Gingrich gets God

The political world was aflutter over the weekend with word that Newt Gingrich is not only trying to mount a comeback, he’s even considering a presidential campaign.

Newt Gingrich is taking steps toward a potential presidential bid in 2008 with a book criticizing President Bush’s policies on Iraq and a tour of early campaign states.

The former House speaker who led Republicans to power a decade ago said he soon will visit Iowa and New Hampshire to promote his book, try to influence public policy and keep his political options alive.

“Anything seems possible,” including a White House race, Gingrich told The Associated Press.

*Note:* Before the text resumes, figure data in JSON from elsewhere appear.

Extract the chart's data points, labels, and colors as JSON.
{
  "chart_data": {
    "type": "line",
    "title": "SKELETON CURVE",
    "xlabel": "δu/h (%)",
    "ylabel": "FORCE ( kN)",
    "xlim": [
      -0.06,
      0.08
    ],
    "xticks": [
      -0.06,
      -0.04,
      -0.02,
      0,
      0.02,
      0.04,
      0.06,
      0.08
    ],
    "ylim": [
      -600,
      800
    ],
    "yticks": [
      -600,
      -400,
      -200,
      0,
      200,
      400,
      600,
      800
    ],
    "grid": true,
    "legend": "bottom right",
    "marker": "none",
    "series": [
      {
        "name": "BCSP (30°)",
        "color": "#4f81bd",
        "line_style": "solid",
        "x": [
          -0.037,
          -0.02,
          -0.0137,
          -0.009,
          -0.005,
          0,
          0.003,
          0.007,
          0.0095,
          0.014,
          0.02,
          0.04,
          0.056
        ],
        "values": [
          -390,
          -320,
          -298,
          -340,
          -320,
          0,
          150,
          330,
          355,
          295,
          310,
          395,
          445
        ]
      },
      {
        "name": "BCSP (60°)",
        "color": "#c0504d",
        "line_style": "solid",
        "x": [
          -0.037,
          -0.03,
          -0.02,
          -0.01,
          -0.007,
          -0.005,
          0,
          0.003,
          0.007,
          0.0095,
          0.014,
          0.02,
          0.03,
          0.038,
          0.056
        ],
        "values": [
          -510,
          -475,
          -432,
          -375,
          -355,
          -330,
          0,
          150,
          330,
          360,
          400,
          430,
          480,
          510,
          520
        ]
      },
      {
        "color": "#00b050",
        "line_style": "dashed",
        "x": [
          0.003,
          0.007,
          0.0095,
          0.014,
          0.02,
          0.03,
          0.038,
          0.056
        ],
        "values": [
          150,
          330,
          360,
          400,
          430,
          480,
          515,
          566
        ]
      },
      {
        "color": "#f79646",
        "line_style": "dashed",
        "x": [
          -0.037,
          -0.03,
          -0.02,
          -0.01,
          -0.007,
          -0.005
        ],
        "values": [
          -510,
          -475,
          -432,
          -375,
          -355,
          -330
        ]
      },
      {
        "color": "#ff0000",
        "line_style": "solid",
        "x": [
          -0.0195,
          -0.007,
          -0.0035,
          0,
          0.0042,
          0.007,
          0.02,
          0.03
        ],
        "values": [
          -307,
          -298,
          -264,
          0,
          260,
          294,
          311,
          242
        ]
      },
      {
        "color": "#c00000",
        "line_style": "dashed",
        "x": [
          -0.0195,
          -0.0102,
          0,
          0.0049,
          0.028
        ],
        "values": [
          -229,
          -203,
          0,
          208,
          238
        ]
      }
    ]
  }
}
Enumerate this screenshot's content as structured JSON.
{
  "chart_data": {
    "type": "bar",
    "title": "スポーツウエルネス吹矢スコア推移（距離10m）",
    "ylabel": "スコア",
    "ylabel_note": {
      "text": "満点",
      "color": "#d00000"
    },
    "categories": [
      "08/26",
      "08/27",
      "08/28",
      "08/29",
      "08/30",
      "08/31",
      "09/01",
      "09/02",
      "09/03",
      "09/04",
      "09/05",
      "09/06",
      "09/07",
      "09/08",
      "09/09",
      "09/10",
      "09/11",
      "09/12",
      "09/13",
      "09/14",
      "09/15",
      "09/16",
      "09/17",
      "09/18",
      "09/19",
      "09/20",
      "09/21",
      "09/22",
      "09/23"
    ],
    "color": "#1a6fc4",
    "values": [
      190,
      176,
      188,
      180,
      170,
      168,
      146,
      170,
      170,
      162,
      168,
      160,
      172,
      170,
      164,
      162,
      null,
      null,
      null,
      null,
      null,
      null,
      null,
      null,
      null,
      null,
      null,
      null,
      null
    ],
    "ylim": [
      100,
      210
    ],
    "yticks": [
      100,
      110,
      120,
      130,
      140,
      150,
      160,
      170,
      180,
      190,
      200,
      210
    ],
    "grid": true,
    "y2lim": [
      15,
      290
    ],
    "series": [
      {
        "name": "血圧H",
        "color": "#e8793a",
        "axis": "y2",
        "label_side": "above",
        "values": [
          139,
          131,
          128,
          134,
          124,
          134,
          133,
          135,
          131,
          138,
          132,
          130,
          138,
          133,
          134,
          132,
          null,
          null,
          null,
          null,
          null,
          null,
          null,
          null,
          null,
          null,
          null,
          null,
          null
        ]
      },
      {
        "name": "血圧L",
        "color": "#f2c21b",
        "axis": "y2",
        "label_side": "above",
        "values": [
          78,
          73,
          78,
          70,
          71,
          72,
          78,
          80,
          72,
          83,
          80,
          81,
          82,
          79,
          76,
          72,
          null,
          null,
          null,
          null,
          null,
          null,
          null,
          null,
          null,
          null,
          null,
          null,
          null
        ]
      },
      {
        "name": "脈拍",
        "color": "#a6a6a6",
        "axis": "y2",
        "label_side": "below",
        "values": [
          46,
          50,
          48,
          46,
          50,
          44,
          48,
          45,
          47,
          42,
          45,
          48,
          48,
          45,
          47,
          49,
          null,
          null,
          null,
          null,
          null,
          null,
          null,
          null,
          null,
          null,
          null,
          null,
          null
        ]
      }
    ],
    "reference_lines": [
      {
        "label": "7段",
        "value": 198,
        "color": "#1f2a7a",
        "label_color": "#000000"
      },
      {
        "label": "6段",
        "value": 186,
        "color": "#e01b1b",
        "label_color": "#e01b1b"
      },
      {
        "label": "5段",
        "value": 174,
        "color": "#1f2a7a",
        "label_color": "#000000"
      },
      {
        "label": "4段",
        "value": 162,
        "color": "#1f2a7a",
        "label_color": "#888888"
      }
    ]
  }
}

I don’t actually believe any of this. I think Newt enjoys the attention and wants to sell some books; if a rumored White House bid gets his name thrown around on Meet the Press, then the rumors serve his purposes. The AP reported that Newt “seemed to welcome” the idea that his new political book would boost interest in his political aspirations. It seems to me this is backwards — speculation about his future is intended to sell books.

But the amusing part of Newt’s momentary return to the spotlight is his sudden interest in religion.

Former House speaker Newt Gingrich says he “got fed up with people who argue that somehow the concept of the creator wasn’t central to how the Founding Fathers understood America.” So in a book being published today, he includes a 19-page “Walking Tour of God in Washington, D.C.,” cataloging references to the Bible, Moses and a heavenly father on the Capitol, monuments and memorials.

“In the last 30 years, you had this politically correct delegitimizing of God in American public life, which I think is a denial of the core of American civilization,” he said in a telephone interview yesterday.

He’s got to be kidding.

Newt Gingrich never viewed the religious right base of the GOP as anything but a necessary evil. He admitted to never attending church services, his Contract with America ommitted any reference to social conservative issues, and he did little as Speaker to advance the movement’s biggest issues. Indeed, James Dobson was so fed up with Newt’s disinterest in the religious right’s concerns that he threatened in 1998 to pull evangelicals out of the Republican Party altogether.

But now Newt’s found God? Please.

Perhaps after Newt is done lecturing us about the crisis of “delegitimizing of God” in American public life, he can explain why he’s had three marriages, had a lengthy affair during the second of those three marriages, served his first wife with divorce papers while she was in the hospital, and mysteriously asked the Roman Catholic Archdiocese of Atlanta to annul his second marriage despite the fact that it lasted 19 years. I’m sure the explanation would shed light on Newt’s deeply-held religious Christian beliefs.